Mistério em João Pessoa idosa encontrada sem vida em casa após mais de um ano, perícia aponta causa indeterminada

Corpo de idosa é encontrado em avançado estado de decomposição em João Pessoa; perícia não identifica causa da morte após mais de um ano.

Corpo de idosa encontrado em João Pessoa apresenta causa da morte inconclusiva após mais de um ano, segundo perícia

O Instituto de Polícia Científica da Paraíba (IPC-PB) declarou como inconclusiva a causa da morte de Magna Flora, 78 anos, encontrada em avançado estado de decomposição em sua residência no Bairro dos Estados, em João Pessoa. A perícia inicial, realizada no local em 31 de agosto, apontou que o falecimento ocorreu há pelo menos um ano. Não foram identificados sinais de violência no corpo da idosa.

As informações foram confirmadas pela perita Tâmara Vaz, do IPC-PB, que relatou que devido à decomposição avançada, partes do corpo já se encontravam esqueletizadas. O corpo estava na sala do imóvel, e as informações iniciais da Polícia Militar sugeriam que a morte poderia ter sido de causas naturais. Vizinhos relataram à polícia que a casa da idosa teria sido invadida por pessoas em situação de rua para furto de objetos.

Magna Flora era natural de Cuité, no Agreste paraibano, e residia em João Pessoa desde a adolescência. Era surda, viúva e não tinha filhos. Segundo uma prima de segundo grau, Ana Cláudia, a idosa era independente e mantinha uma vida reservada, recebendo pensão do pai, já falecido. “Era uma pessoa lúcida, esclarecida, movimentava o banco, dirigia, só não gostava de conviver com pessoas, porque foi a maneira como ela foi criada”, afirmou Ana Cláudia.
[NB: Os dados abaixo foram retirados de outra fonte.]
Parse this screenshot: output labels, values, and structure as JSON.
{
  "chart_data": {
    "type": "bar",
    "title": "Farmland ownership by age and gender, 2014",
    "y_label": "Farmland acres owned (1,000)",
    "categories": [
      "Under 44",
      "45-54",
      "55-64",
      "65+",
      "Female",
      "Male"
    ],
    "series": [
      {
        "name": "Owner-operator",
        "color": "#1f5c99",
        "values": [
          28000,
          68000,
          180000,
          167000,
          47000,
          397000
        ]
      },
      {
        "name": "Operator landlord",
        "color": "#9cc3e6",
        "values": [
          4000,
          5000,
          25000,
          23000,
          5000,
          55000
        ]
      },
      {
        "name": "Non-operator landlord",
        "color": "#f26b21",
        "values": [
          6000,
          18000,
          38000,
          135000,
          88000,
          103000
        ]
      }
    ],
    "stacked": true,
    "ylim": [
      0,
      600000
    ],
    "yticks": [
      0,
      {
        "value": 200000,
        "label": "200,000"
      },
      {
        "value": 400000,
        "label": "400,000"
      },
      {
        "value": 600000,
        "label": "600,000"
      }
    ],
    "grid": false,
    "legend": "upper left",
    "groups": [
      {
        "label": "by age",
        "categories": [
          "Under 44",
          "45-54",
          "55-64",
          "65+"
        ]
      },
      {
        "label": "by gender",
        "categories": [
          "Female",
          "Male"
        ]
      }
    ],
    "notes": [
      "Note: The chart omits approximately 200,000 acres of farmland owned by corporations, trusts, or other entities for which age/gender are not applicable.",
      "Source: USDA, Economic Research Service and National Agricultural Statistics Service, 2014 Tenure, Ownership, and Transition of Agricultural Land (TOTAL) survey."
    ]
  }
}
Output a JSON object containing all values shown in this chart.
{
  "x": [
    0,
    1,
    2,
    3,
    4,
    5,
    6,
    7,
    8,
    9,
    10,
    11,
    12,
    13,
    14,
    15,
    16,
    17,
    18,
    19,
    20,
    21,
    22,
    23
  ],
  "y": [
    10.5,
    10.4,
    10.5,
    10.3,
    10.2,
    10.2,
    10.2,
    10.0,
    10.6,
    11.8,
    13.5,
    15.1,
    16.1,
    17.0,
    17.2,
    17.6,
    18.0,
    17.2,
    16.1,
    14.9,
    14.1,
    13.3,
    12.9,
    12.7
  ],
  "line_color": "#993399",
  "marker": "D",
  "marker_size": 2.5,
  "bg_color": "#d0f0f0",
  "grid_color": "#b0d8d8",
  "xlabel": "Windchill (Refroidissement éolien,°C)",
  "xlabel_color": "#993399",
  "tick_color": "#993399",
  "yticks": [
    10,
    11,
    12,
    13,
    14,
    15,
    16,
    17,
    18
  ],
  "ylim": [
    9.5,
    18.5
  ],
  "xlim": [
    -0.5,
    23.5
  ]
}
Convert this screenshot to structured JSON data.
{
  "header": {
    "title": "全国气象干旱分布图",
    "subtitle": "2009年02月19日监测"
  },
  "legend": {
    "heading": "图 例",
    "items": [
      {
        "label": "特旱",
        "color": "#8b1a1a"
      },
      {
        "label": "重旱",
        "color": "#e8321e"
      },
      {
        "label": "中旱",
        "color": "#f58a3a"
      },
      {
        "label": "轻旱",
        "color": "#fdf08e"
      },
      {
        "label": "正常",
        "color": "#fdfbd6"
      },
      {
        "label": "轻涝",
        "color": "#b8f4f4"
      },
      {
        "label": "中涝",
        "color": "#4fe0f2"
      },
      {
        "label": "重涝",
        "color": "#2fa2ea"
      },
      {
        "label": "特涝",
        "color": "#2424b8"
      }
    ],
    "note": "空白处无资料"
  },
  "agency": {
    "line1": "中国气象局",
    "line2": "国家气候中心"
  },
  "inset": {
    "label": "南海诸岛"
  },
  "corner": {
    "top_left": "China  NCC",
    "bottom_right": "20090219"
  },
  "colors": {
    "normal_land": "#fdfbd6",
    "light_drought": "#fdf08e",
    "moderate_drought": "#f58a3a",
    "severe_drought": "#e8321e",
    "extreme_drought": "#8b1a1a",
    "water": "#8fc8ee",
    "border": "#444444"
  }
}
A familiar também informou que Magna Flora passou a viver sem água e energia elétrica após a morte de seu companheiro, evitando contato com familiares e não possuindo funcionários. “Ela morava sem água e sem luz, ela se alimentava fora, juntava aquelas garrafas que ela bebia e tomava banho. Ela deveria lavar alguma roupa, mas aí ela não queria ajuda nem contato com ninguém”, declarou.

A idosa possuía dois irmãos vivos, mas, segundo a prima, não mantinham contato com ela. Os familiares foram os responsáveis por providenciar a retirada do corpo do Instituto Médico Legal (IML) na sexta-feira (4), com o auxílio de irmãs paternas e um sobrinho. Um exame de necropsia será realizado no corpo para tentar determinar a causa exata do óbito.